Every year more than 30 million medical treatments and over 100 million laboratory tests are carried out using isotopes.  In the health sector, isotopes are used for the diagnosis of heart disease, locomotive disorders and cancer, for therapy and palliative applications. A medical isotope is a safe radioactive substance used primarily to diagnose illness.  The branch of medicine and medical imaging that uses these isotopes is known as nuclear medicine. Popular isotopes used in medicine include Chromium-51, which is used to label red blood cells and quantify gastro-intestinal protein loss; Cobalt-60, used for external beam radiotherapy; Iron-59, used in studies of iron metabolism in the spleen and Xenon-133/Xenon-127, which are used for pulmonary (lung) ventilation studies..

In the environmental field isotopes are also used for the measurement of air and water pollution, and to understand effects and risks to public health and environment from certain management scenarios for radioactive waste. in geology, for example, hydrologists can use isotope signatures to distinguish between different groundwater types. In the field of industrial safety, radioisotopes are used to detect flaws in steel sections used for bridge and jet airliner construction, and to check the welds on pipes, tanks and other structures.

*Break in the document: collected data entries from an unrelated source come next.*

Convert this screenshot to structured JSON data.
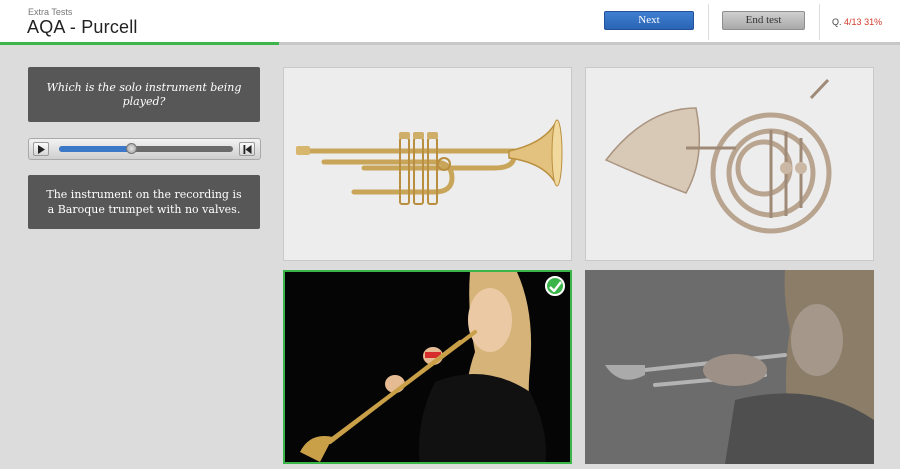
{
  "header": {
    "subtitle": "Extra Tests",
    "title": "AQA - Purcell",
    "next_label": "Next",
    "end_test_label": "End test",
    "question_prefix": "Q.",
    "question_number": "4/13",
    "percent": "31%",
    "progress_fraction": 0.31
  },
  "question": {
    "text": "Which is the solo instrument being played?"
  },
  "audio_player": {
    "position_fraction": 0.42
  },
  "feedback": {
    "text": "The instrument on the recording is a Baroque trumpet with no valves."
  },
  "answers": [
    {
      "icon": "modern-trumpet-image",
      "state": "default"
    },
    {
      "icon": "french-horn-image",
      "state": "default"
    },
    {
      "icon": "baroque-trumpet-player-image",
      "state": "correct"
    },
    {
      "icon": "trumpet-player-image",
      "state": "faded"
    }
  ],
  "colors": {
    "primary_button": "#2a64b4",
    "correct_green": "#3ab54a",
    "progress_green": "#3db54a",
    "counter_red": "#d23b2b",
    "panel_gray": "#575757"
  }
}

In consumer protection and safety, isotopes are used to study the quality of foodstuffs and their metabolisation by humans. Analysis of the isotopic “fingerprint” or “signature” of elements can reveal many things about the food we eat, human physiology, how carbon dioxide moves in the atmosphere and about the misuse of nuclear materials. Furthermore, isotopic techniques are also used by the European Office for Wine, Alcohol and Spirit Drinks in authentication of wines, and their use for the authentication of organic food is currently being studied.

Additionally, an isotope of Hydrogen – called Deuterium – has a nucleus consisting of one proton and one neutron. When Deuterium combines with oxygen, it forms what is called “heavy water” because the Deuterium component of the water is twice as heavy as if it was simple hydrogen. Although the amount of heavy water molecules in nature is very small, it has been concentrated for use in the development of nuclear weapons and, in that state, can be poisonous to plants and animals. Furthermore, the isotopic fingerprint and the microscopic structure of Uranium, in an unknown nuclear sample, can tell us where it came from as well as its most likely intended use. “The European Commission is able to provide rapid analysis and detailed nuclear forensic investigation, which detects, fingerprints and tracks nuclear materials across Europe and beyond, assessing their possible uses and radiological hazards.”